村長たちは震える手で、代わる代わるその羊皮紙に署名を、あるいは不器用な十字を刻んでいった。


それは、これまでの「情報の非対称性」に守られた不透明な統治を拒絶し、アルスの掲げる「透明な統治」に命運を預けるという、民衆側からの宣戦布告でもあった。




翌朝、領主館の門前には、十数名の村長たちと、その背後に控える数百人の領民たちの姿があった。




殺気立っているのではない。皆、一様に深く頭を垂れ、静寂の中で主人の登場を待っていた。




「閣下! 西の村々が、連名で直訴状を……!」  




セバスの報告を受け、アルスは執務室の窓から階下を見下ろした。



そこには、数日前、自分に泥を投げつけた者たちの、疲れ果て、しかし縋るような眼差しがあった。




「……情報の檻が、内側から壊れたな」 




アルスは静かに、しかし力強く呟いた。



彼は知っていた。一度情報の透明性がもたらす「利得」を知った民衆は、二度と暗闇の搾取には戻れない。 

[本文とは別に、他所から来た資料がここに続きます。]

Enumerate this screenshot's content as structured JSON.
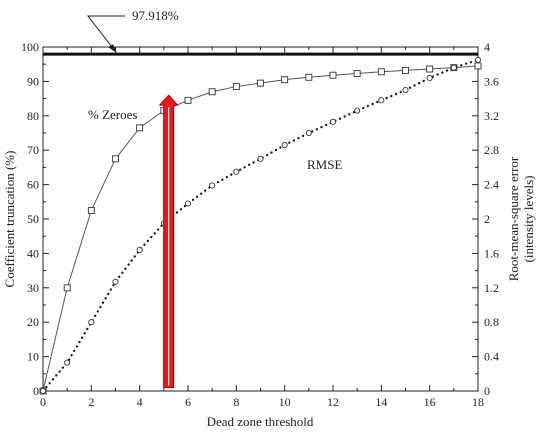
{
  "chart_data": {
    "type": "line",
    "xlabel": "Dead zone threshold",
    "ylabel_left": "Coefficient truncation (%)",
    "ylabel_right_lines": [
      "Root-mean-square error",
      "(intensity levels)"
    ],
    "xlim": [
      0,
      18
    ],
    "ylim_left": [
      0,
      100
    ],
    "ylim_right": [
      0,
      4
    ],
    "x_ticks": [
      "0",
      "2",
      "4",
      "6",
      "8",
      "10",
      "12",
      "14",
      "16",
      "18"
    ],
    "y_ticks_left": [
      "0",
      "10",
      "20",
      "30",
      "40",
      "50",
      "60",
      "70",
      "80",
      "90",
      "100"
    ],
    "y_ticks_right": [
      "0",
      "0.4",
      "0.8",
      "1.2",
      "1.6",
      "2",
      "2.4",
      "2.8",
      "3.2",
      "3.6",
      "4"
    ],
    "grid": false,
    "series": [
      {
        "name": "% Zeroes",
        "axis": "left",
        "style": "solid",
        "marker": "square",
        "x": [
          0,
          1,
          2,
          3,
          4,
          5,
          6,
          7,
          8,
          9,
          10,
          11,
          12,
          13,
          14,
          15,
          16,
          17,
          18
        ],
        "y": [
          0,
          30,
          52.5,
          67.5,
          76.5,
          81.5,
          84.5,
          87,
          88.5,
          89.5,
          90.5,
          91.2,
          91.8,
          92.3,
          92.8,
          93.2,
          93.6,
          94,
          94.5
        ]
      },
      {
        "name": "RMSE",
        "axis": "right",
        "style": "dotted",
        "marker": "circle",
        "x": [
          0,
          1,
          2,
          3,
          4,
          5,
          6,
          7,
          8,
          9,
          10,
          11,
          12,
          13,
          14,
          15,
          16,
          17,
          18
        ],
        "y": [
          0,
          0.33,
          0.8,
          1.27,
          1.64,
          1.95,
          2.18,
          2.39,
          2.55,
          2.7,
          2.86,
          3.0,
          3.13,
          3.26,
          3.38,
          3.5,
          3.64,
          3.76,
          3.85
        ]
      }
    ],
    "reference_line": {
      "label": "97.918%",
      "value": 97.918,
      "axis": "left"
    },
    "arrow": {
      "x": 5.2,
      "from": 1,
      "to": 86,
      "axis": "left",
      "color": "#e41a1c"
    }
  }
}
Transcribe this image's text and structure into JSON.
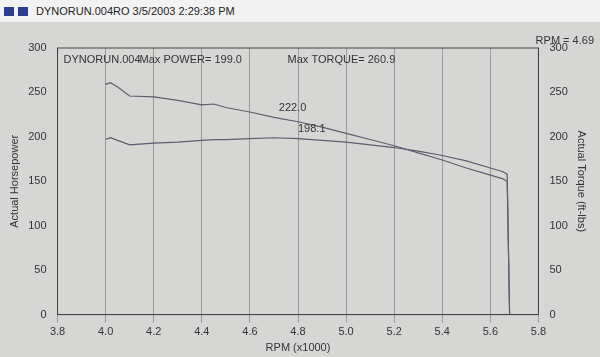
{
  "chart_data": {
    "type": "line",
    "title": "DYNORUN.004RO 3/5/2003 2:29:38 PM",
    "header": [
      "DYNORUN.004",
      "Max POWER= 199.0",
      "Max TORQUE= 260.9"
    ],
    "cursor_label": "RPM = 4.69",
    "x_label": "RPM (x1000)",
    "y_label": "Actual Horsepower",
    "y2_label": "Actual Torque (ft-lbs)",
    "series": [
      {
        "name": "Actual Torque (ft-lbs)",
        "color": "#5a5e6e",
        "axis": "y2",
        "x": [
          4.0,
          4.02,
          4.05,
          4.1,
          4.2,
          4.3,
          4.4,
          4.45,
          4.5,
          4.6,
          4.7,
          4.8,
          4.9,
          5.0,
          5.1,
          5.2,
          5.3,
          5.4,
          5.5,
          5.6,
          5.65,
          5.67,
          5.68
        ],
        "values": [
          259,
          260.9,
          256,
          246,
          245,
          241,
          236,
          237,
          233,
          228,
          222,
          217,
          211,
          204,
          197,
          190,
          182,
          174,
          165,
          157,
          153,
          150,
          0
        ]
      },
      {
        "name": "Actual Horsepower",
        "color": "#5a5e6e",
        "x": [
          4.0,
          4.02,
          4.05,
          4.1,
          4.2,
          4.3,
          4.4,
          4.45,
          4.5,
          4.6,
          4.7,
          4.8,
          4.9,
          5.0,
          5.1,
          5.2,
          5.3,
          5.4,
          5.5,
          5.6,
          5.65,
          5.67,
          5.68
        ],
        "values": [
          197,
          199,
          196,
          191,
          193,
          194,
          196,
          197,
          197,
          198,
          199,
          198.1,
          196,
          194,
          191,
          188,
          184,
          179,
          173,
          165,
          161,
          158,
          0
        ]
      }
    ],
    "annotations": [
      {
        "text": "222.0",
        "x": 4.72,
        "y": 226,
        "axis": "y2"
      },
      {
        "text": "198.1",
        "x": 4.8,
        "y": 203,
        "axis": "y"
      }
    ],
    "xlim": [
      3.8,
      5.8
    ],
    "xticks": [
      3.8,
      {
        "value": 4,
        "label": "4.0"
      },
      4.2,
      4.4,
      4.6,
      4.8,
      {
        "value": 5,
        "label": "5.0"
      },
      5.2,
      5.4,
      5.6,
      5.8
    ],
    "ylim": [
      0,
      300
    ],
    "yticks": [
      0,
      50,
      100,
      150,
      200,
      250,
      300
    ],
    "y2lim": [
      0,
      300
    ],
    "y2ticks": [
      0,
      50,
      100,
      150,
      200,
      250,
      300
    ],
    "grid": true
  }
}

「セバス、門を開けろ。謝罪はいらない。彼らが持ってきたのは、この領地を再起動させるための『共同投資への同意書』だ」




アルスは汚れた上着を脱ぎ捨て、領主としての正装ではなく、北の村で泥にまみれたあの執務服のまま、民衆の前に歩みを進めた。




情報の非対称性を武器に支配してきたロレンツ商会やバルトロ派にとって、これは物理的な反乱よりも恐ろしい、「システムへの帰順」という名の革命だった。